The Islamic Growth Markets Investment Report 2015 presents a new perspective of investment opportunities across the 57 OIC member countries.
Focused on fast growing consumer driven sector clusters of food, retail, tourism, health and others, as well as government spending-driven infrastructure and construction, the Report looks at investment opportunities across the full geographic spectrum of the Organization of Islamic Cooperation (OIC) growth markets and their global value chain.
The OIC represents a GDP in 2013 of US$6.7 trillion and is projected to grow from 2015 to 2019 at a higher rate (5.4%) than rest of the world (3.6%) or of the BRIC nations (3.9%.).

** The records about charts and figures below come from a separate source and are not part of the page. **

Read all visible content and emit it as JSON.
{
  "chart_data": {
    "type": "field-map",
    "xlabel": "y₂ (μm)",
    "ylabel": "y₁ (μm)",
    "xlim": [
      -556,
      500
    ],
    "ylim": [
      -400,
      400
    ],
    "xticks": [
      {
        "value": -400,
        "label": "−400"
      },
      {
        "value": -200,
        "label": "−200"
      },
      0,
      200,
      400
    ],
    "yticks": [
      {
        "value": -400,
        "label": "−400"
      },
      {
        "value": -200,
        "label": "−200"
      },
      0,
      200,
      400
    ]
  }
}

Malaysia, Indonesia, and UAE lead the inaugural 2015 Islamic Growth Markets Investment Index which ranks countries' investment potential relatively within the OIC member country grouping. GCC economies led by UAE are also on the top ten list including Qatar
and Saudi Arabia. Other markets on the top 10 include Kazakhstan, and
Turkey.
The Index is based on a set of nine metrics covering the
categories of a country’s growth fundamentals, growth momentum,
investment momentum and relative country risk. Indonesia shows the strongest growth fundamentals among the top three
as it has the largest population (249 million, 2013) and GDP (US$870
billion, current US$, 2013), while Malaysia has the strongest growth and
investment momentum (217% foreign direct investment inflows growth from
2009 to 2013).
DinarStandard’s OIC Industry Clusters Model has prioritized 10 sector
clusters within OIC countries that provide best opportunities for sector
based investment strategy. The top OIC sector clusters identified are: energy, food & agriculture, electronics, travel & transportation, metals, chemical & allied, plastics/rubber, textiles & related, infrastructure & construction, and health products & services.
Across each of the prioritised sector groupings, areas of competencies from different OIC markets across the value chain present unique investment/growth opportunities.